Entre-temps, une vive passion pour la technologie est née en elle. C’est ainsi qu’elle démissionne en 2016 pour se consacrer à la conception d’un smartphone adapté aux réalités africaines. Elle y investit les économies qu’elle avait réalisées jusque-là.
 
Le résultat de ce choix est la fabrication de prototypes de ce téléphone intelligent qui fonctionne sous le système Android et sur réseau 4G, avec des applications conçues en Guinée et au Cameroun. Son nom de baptême est « Kunfabo », qui signifie « être en contact », en langue malinké, en Guinée.
 
Fadima Diawara a bien voulu révéler à SciDev.Net l’ambition et la stratégie qui sous-tendent ce projet qui, d’après ses prévisions, devrait connaître un tournant décisif dès la fin de cette année 2019.
 

Vous avez étudié le droit à l’université de Conakry, puis la comptabilité en Espagne, avant d’embrasser la technologie à travers la création de Kunfabo. Comment avez-vous fait pour vous adapter chaque fois à ces domaines si différents les uns des autres ?

 
J’ai effectivement étudié le droit privé au début parce que j’avais l’intention d’être avocate. Mais en grandissant, ma vocation a changé. Je n’ai pas fait d’études en technologie, mais je suis très passionnée par tout ce qui est lié à la technologie, en général. Si vous êtes passionné par quelque chose, vous finissez fatalement par apprendre. Je me suis beaucoup formée en tout ce qui concerne la technologie. J’ai beaucoup appris, y compris sur YouTube, j’ai beaucoup lu et j’ai assisté à beaucoup de conférences.
 

On imagine que cela vaut aussi pour la langue, puisque vous êtes partie de la Guinée qui est francophone, pour vous établir en Espagne…

 
Tout à fait.

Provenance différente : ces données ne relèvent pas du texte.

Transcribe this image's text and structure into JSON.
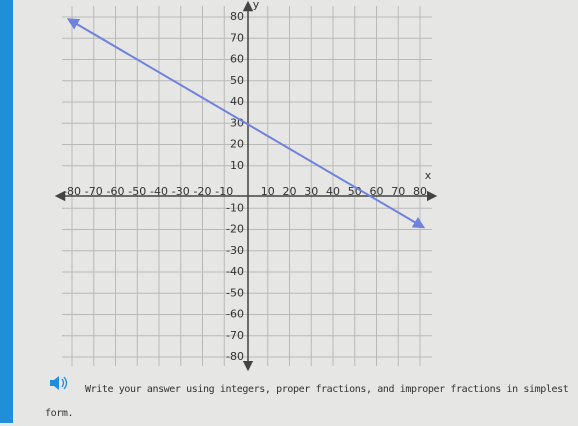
{
  "chart_data": {
    "type": "line",
    "x_label": "x",
    "y_label": "y",
    "x": [
      -80,
      80
    ],
    "series": [
      {
        "color": "#6f82dc",
        "values": [
          78,
          -18
        ]
      }
    ],
    "xlim": [
      -80,
      80
    ],
    "ylim": [
      -80,
      80
    ],
    "xticks": [
      -80,
      -70,
      -60,
      -50,
      -40,
      -30,
      -20,
      -10,
      10,
      20,
      30,
      40,
      50,
      60,
      70,
      80
    ],
    "yticks": [
      -80,
      -70,
      -60,
      -50,
      -40,
      -30,
      -20,
      -10,
      10,
      20,
      30,
      40,
      50,
      60,
      70,
      80
    ],
    "grid": true
  },
  "instructions": "Write your answer using integers, proper fractions, and improper fractions in simplest form."
}
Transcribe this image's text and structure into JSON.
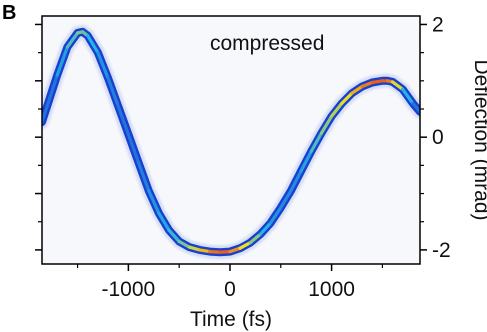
{
  "panel_label": "B",
  "chart_data": {
    "type": "heatmap",
    "annotation": "compressed",
    "xlabel": "Time (fs)",
    "ylabel": "Deflection (mrad)",
    "xlim": [
      -1850,
      1870
    ],
    "ylim": [
      -2.25,
      2.15
    ],
    "x_ticks": [
      {
        "value": -1000,
        "label": "-1000"
      },
      {
        "value": 0,
        "label": "0"
      },
      {
        "value": 1000,
        "label": "1000"
      }
    ],
    "y_ticks": [
      {
        "value": 2,
        "label": "2"
      },
      {
        "value": 0,
        "label": "0"
      },
      {
        "value": -2,
        "label": "-2"
      }
    ],
    "y_axis_position": "right",
    "grid": false,
    "colormap": [
      "#c9d6f0",
      "#1f49d8",
      "#22b4e6",
      "#f0e020",
      "#e01818"
    ],
    "trace": {
      "x": [
        -1850,
        -1700,
        -1600,
        -1500,
        -1450,
        -1400,
        -1300,
        -1200,
        -1100,
        -1000,
        -900,
        -800,
        -700,
        -600,
        -500,
        -400,
        -300,
        -200,
        -100,
        0,
        100,
        200,
        300,
        400,
        500,
        600,
        700,
        800,
        900,
        1000,
        1100,
        1200,
        1300,
        1400,
        1500,
        1550,
        1600,
        1700,
        1800,
        1870
      ],
      "y": [
        0.27,
        1.1,
        1.6,
        1.85,
        1.87,
        1.8,
        1.5,
        1.05,
        0.55,
        0.05,
        -0.45,
        -0.95,
        -1.35,
        -1.65,
        -1.85,
        -1.95,
        -2.0,
        -2.03,
        -2.04,
        -2.03,
        -1.97,
        -1.87,
        -1.72,
        -1.52,
        -1.25,
        -0.95,
        -0.6,
        -0.25,
        0.07,
        0.37,
        0.6,
        0.78,
        0.9,
        0.97,
        1.0,
        1.0,
        0.98,
        0.85,
        0.6,
        0.45
      ],
      "intensity": [
        0.3,
        0.4,
        0.5,
        0.6,
        0.62,
        0.55,
        0.45,
        0.4,
        0.35,
        0.35,
        0.35,
        0.4,
        0.45,
        0.5,
        0.55,
        0.65,
        0.75,
        0.85,
        0.92,
        0.9,
        0.8,
        0.7,
        0.55,
        0.45,
        0.4,
        0.4,
        0.42,
        0.5,
        0.6,
        0.65,
        0.7,
        0.78,
        0.85,
        0.9,
        0.92,
        0.9,
        0.85,
        0.6,
        0.4,
        0.3
      ]
    }
  }
}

Je suis venue en Espagne dans le cadre de ma vie familiale. Donc, je me suis adaptée et j’ai appris la langue. On peut apprendre autant de langues qu’on veut si on a de la volonté. En plus, quand on vient dans un pays pour pouvoir communiquer, travailler, mener des activités, il faut bien apprendre la langue pour y arriver.
 

Ayant décidé d’investir dans la technologie, pourquoi avez-vous choisi de concevoir un smartphone plutôt que de faire autre chose ?

 
Quand on veut entreprendre, il faut bien savoir dans quel domaine le faire et il faut que ce soit un domaine que l’on aime, que l’on admire et pour lequel on a de la passion. Et il faut aussi entreprendre dans un domaine où il y a la demande. Donc, j’ai constaté qu’il y a beaucoup de pays qui ont leurs marques de smartphone et que chaque continent s’approprie un smartphone.

“Chaque fois qu’on appelle en Afrique, la majorité des personnes demandent un téléphone. Je me suis donc dit qu’il y avait un besoin et je me suis lancée dans ce domaine, pour contribuer à combler ce vide, en créant une marque africaine de smartphones qui nous représente et à laquelle nous nous identifions”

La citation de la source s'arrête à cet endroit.